ESK Valley Theatre producer Sheila Carter has strived for five years to acquire the performing rights for Willy Russell’s Shirley Valentine.
“I knew it would really suit us and our audience,” she said, beaming, as Tuesday’s full house gathered outside the Robinson Institute for a pre-show catch-up after a Covid-enforced fallow summer in 2020.
Persistence paid off when, bingo, Carter spotted the 2021 availability of Russell’s one-woman play. A contract was duly signed to complete Esk Valley Theatre’s hattrick of Russell comedies after the two-hander Educating Rita in August 2016 and the push-the-boat-out tenth anniversary production One For The Road with its cast of four two summers earlier.
From four to two to one, the cast size drops, but what a one: size really does not matter here! Quality over quantity, as the saying goes.
Director Mark Stratton has picked a right good one too in Ashley Hope Allan, who Coronation Street devotees will recall from her soap role as TV star medium Crystal Webber.
A medium is defined as “a person who claims to be able to contact and speak to people who are dead, and to pass messages between them and people who are still alive. Without stretching the connection with Ashley’s soap role too far, Russell’s story serves as a medium for bored, enervated Liverpool housewife Shirley Bradshaw as she reconnects with her younger self, the Shirley Valentine of the title, wondering where she had gone, in a death of sorts.
“We’ve probably all felt a bit like Shirley recently,” says Stratton in his programme notes. “Stuck in our homes with a life we don’t want. It feels appropriate that we can join her, as she re-discovers who she is and sets off on an adventure that will change her life forever.”
Everything is brown at the start: the Seventies’ décor in the kitchen of Shirley’s semi-detached Liverpool house in Graham Kirk’s set design, matched by costume designer Christine Wall’s mood-board palette for Hope Allen’s skirt. Her marriage is brown too: she and husband Joe are attached yet detached, in a rut of routine and rotas.
Shirley is stuck in a world of domestic monotony at 42; her children are already grown up and no longer at home; Joe expects his set tea on the set table at the set time each day, on the dot of his arrival home from work.
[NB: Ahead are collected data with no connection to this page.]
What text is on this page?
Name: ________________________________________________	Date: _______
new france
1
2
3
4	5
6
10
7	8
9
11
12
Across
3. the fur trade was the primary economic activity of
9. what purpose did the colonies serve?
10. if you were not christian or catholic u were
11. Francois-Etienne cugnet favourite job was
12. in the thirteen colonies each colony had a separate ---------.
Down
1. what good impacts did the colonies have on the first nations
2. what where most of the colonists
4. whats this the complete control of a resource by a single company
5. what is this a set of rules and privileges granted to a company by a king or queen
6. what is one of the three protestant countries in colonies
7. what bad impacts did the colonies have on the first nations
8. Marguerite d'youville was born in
If Shirley hasn’t yet been driven up the wall, she is certainly talking to it – isn’t she, wall? Today should be steak day, but Joe will just have to do with chips and egg, prepared in real time by Hope Allan’s Shirley in Act 1, Scene One.
Pouring herself a glass of white as the one perk-up of her day, Shirley pours out her heart to…us. Immediately this feels more intimate, more personal, than the 1989 film that starred Pauline Collins, Tom Conti and Alison Steadman in its expanded focus, but Russell’s stage version is all the better for everything being seen through Shirley’s eyes.
From slicing potatoes to frying the egg, Shirley chats away about her happier past and drab, flat-tyre present with Joe; her son’s cheeky Nativity Play exploits back in the day; and her sudden chance to escape to a Greek island for two weeks with best friend Jane, without telling Joe, because she knows exactly what he would say.
Confessional Shirley is engaging, amusing, frank company, fearless in self-expression in a way she has not been in her stymied day-to-day, no-holiday grind. Just as she brings herself back to life, so every character is brought to life by vocal dexterity and facial expression, and when applied with the chameleon skills and comedic timing of Hope Allan, this is Valentine’s day all over again as she emboldens herself to head for the sun.
Come Act Two, Kirk’s design swaps a backdrop of grey Liverpool postcards for sun-tanned Greek island ones, and brown wallpaper makes way for everything in signature Greek blue and white, right down to the beachside recliner.
In sun hat, sunglasses and floaty beach wear, Shirley is revived by the weather, the food and new company alike as she switches from conversing with a Liverpool wall to a Greek rock.
Russell, whose economical yet still rich script never wastes a word, now taps into tenderness to add to the comedy and drama, rather than echoing the pathos of ancient Greek plays. Instead of bitterness or regret, Shirley looks forward, to bright skies and a brighter future, responding to re-connecting with her Valentine heart.
Under Stratton’s light-touch, just-right direction, Hope Allan is a joy to behold, both fun and funny: spot-on with her accents and characterisations, uplifting in spirit, astutely paced and rhythmical in her storytelling, always aware of when and where to move.
Russell’s sharp, yet blunt Liverpool humour resonates anew. For all its period setting, the play’s truths hit home more than ever, four decades on, all the more so for the emotional honesty of writer and performer alike.
A glorious surprise awaited at the end: after all those disparate voices, Ashley Hope Allan turned out to be Scottish. Who knew!
Esk Valley Theatre’s Shirley Valentine can be seen at 7.30pm, Mondays to Saturdays, until August 28, complemented by 2.30pm matinees on August 19, 24 and 26. Tickets cost £16, concessions £15, on 01947 897587 or at eskvalleytheatre.co.uk.